Sembrar nuevas semillas: creatividad y cambio
Con el valor en las manos, podemos sembrar. Semillas son decisiones, hábitos, preguntas, obras; cada una necesita un microclima: tiempo, protección y la paciencia de no arrancarla para ver si crece. En escritura o en vida, sembrar es ofrecer un primer borrador al mundo. Asimismo, la diversidad aumenta las posibilidades de florecer: probar varios caminos reduce el riesgo de estancamiento. Como en horticultura, no todo germina, pero todo aprendizaje fertiliza el suelo del intento siguiente.
Prácticas de cultivo cotidiano
Para que el jardín prospere, convienen rituales simples. Diez minutos de escritura libre al despertar, un paseo sin auriculares, lectura lenta de un párrafo que nos desconcierta y una conversación honesta a la semana actúan como riego y aireación. Un ejercicio breve: describe un objeto común como si lo vieras por primera vez; perfora la costra de la costumbre. Además, protege franjas de silencio como invernaderos donde lo frágil pueda arraigar. Al cuidar estas rutinas, el extraño jardín encuentra ritmo y no depende solo de arrebatos.

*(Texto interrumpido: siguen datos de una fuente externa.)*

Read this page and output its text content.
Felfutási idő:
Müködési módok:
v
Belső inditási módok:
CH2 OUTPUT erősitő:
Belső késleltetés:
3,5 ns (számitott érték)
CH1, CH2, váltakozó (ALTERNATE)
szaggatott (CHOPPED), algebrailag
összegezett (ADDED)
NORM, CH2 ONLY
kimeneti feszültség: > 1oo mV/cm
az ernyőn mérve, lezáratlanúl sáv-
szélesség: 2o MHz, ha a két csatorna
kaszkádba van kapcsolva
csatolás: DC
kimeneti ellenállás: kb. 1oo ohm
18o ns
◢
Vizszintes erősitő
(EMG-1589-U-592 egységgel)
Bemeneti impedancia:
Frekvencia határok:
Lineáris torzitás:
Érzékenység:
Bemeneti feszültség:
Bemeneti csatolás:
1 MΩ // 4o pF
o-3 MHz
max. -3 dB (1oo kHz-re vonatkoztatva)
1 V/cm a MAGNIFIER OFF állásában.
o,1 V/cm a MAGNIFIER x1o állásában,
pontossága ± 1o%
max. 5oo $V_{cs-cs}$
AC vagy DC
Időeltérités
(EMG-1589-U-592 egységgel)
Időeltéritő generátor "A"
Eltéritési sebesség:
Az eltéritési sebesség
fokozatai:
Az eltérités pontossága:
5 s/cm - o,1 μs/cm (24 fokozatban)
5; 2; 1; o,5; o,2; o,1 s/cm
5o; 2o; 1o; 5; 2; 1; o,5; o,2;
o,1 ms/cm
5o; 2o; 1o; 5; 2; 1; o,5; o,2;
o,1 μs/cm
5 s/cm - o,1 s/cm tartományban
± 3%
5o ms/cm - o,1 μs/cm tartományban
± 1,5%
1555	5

Maleza, estaciones y podas
Sin embargo, toda vida vegetal convive con malezas: perfeccionismo, cinismo, saturación informativa. Identificarlas permite arrancarlas a tiempo. La poda —decir no, acotar metas, borrar páginas— no es pérdida, sino claridad para que la savia llegue a lo esencial. Por otra parte, hay estaciones. Hay inviernos creativos en los que parece no ocurrir nada; bajo tierra, las raíces engrosan. Respetar el reposo prepara brotes más sólidos.
Ética del jardín compartido
Finalmente, ningún jardín existe aislado; poliniza y es polinizado. Lo que cultivamos por dentro condiciona nuestras palabras y actos, y esas semillas viajan a otros. Agua viva (1973) busca una segunda persona íntima que no impone, sino que invita; del mismo modo, compartir esquejes —ideas, cuidados— sin colonizar el terreno ajeno convierte la creatividad en hospitalidad. Así, mantener un extraño jardín interior no es solipsismo, sino una forma de responsabilidad. Al cosechar valor y sembrar nuevas semillas, ampliamos el hábitat común.